I finished reading "Plain Secrets" by Joe Mackall. There were parts that I enjoyed, but much of it seemed pointless and rather redundant. Mackall has a tendency to repeat himself using almost the same sentence he did before. I don't think it was so much to reiterate a point as it was that he didn't remember he'd already written about that particular thing and didn't have a good editor, if that makes sense. The book was sort of perfunctory. It started well and gave a basic delineation of different kinds of Amish sects, and then focused on one extended family that he knew personally because they were neighbors. It discussed the leaving of the Amish through one of the neighbor's extended family members, and gave periodic updates throughout the book. It discussed the death of the neighbor's oldest child. It swayed back and forth between whether the author respected or detested Amish life. No actual theme was established and it was pretty disjointed. I wouldn't recommend it, even though I didn't really hate it. I just thought that on the surface it looked intriguing and once I read for awhile, it became ... not tedious, just boring.

This week I'll be organizing my junk for a garage sale next week. School starts on Thursday the 19th. The kids are a mixture of sad and excited at the same time, which I remember poignantly. I'm waiting for that feeling or scent or chill in the air in the morning. It happens every year and when it hits me, I'm slapped in the face with nostalgia. Going school-supply shopping with my mom, raking leaves, getting ready for Hallowe'en, watching my grandpa peel an apple in one long strand, opening my first packed lunch of the year -- a jumble of images fly through my head on that morning each year, and I love it. In that moment I feel like I am young enough that my whole future is ahead of me, vibrant and energetic enough to take on the rest of the day, and old enough that I hope my kids have the same feeling when they're adults and that it's as enjoyable to them as it is to me.

Our daughter has a pretty nasty sunburn from the Pulse Festival yesterday. We made a special trip to the Dollar General before we left so that we could get sunscreen, too. The problem is, sunscreen is like a gym membership. Having it doesn't do you any good, it's USING it that matters.

Now I have to find something new to read. I've missed out on most of garage sale season this year, sadly -- so not a lot of new books were added to our library.

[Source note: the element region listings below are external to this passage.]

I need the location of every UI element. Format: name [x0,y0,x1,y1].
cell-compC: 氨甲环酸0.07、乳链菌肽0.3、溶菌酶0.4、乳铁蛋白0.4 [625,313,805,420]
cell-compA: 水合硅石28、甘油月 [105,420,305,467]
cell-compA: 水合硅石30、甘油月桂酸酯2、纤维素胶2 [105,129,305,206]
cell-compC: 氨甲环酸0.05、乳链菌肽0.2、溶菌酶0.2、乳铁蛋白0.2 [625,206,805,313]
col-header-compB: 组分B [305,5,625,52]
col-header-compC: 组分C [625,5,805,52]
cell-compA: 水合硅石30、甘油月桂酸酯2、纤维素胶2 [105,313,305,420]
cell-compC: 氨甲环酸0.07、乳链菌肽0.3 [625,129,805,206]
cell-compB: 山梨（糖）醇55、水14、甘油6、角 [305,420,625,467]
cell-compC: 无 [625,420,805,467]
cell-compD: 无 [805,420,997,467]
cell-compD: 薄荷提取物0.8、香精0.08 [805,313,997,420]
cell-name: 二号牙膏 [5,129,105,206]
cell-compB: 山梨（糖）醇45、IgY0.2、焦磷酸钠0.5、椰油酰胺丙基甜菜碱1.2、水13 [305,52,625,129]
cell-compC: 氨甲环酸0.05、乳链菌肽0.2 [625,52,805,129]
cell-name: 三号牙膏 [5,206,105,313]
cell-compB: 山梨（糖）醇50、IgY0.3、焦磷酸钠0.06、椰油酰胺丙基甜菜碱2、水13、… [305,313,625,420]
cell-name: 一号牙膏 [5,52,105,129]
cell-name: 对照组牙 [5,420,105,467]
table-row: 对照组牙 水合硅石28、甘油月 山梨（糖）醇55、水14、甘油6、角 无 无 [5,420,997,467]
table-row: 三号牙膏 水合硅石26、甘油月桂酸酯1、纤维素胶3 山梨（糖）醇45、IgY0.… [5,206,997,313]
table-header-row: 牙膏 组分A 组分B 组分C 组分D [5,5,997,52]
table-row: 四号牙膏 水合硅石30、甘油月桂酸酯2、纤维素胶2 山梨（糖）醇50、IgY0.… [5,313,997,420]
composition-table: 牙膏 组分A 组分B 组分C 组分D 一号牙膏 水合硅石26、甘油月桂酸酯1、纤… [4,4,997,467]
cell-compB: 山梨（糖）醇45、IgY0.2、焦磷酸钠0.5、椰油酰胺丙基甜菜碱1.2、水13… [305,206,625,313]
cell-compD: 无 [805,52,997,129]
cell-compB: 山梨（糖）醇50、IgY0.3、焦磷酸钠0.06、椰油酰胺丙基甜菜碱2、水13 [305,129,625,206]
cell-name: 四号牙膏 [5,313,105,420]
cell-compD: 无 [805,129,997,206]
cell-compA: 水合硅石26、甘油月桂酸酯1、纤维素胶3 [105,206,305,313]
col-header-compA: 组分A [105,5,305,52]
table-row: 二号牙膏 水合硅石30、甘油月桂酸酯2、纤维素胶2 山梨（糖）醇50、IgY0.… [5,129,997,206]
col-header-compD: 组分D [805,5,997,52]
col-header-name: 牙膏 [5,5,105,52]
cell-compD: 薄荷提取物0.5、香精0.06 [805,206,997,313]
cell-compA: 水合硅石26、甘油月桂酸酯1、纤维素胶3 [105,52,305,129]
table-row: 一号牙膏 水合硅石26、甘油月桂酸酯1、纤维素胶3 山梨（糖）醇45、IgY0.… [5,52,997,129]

That's both a blessing and a curse -- I don't have enough bookshelves for the ones we have, but I also can't get rid of some of the books that Steve owns that he will never, ever, ever, ever, ever read to make room for new ones. And, to go back to the beginning of this paragraph, I also have nothing new to read.

The dogs are so happy to see us lately they don't know what to do with themselves. Every time we look like we're about to leave, they have that forlorn look on their faces like, "Yeah, we know. It's work and then theatre and we'll see you for five minutes tomorrow" and then when we get back in a few minutes instead of a few hours, they're ecstatic. I'm not sure if teenagers or dogs are more emotional. I'll have to do some polling on that and get back to you.

I'd keep writing, but I have nothing more to say right now -- I know, that's crazy talk, right!? Hope that you had as wonderful of a weekend as I did, and that the week ahead brings us all much joy.

SJS

2 comments:

  1. i vote dogs. they wear their emotions on their tails, ears and tongues.

    ReplyDelete
  2. I mailed you a book. It's a quick read, but I sent it because the author went to U-M.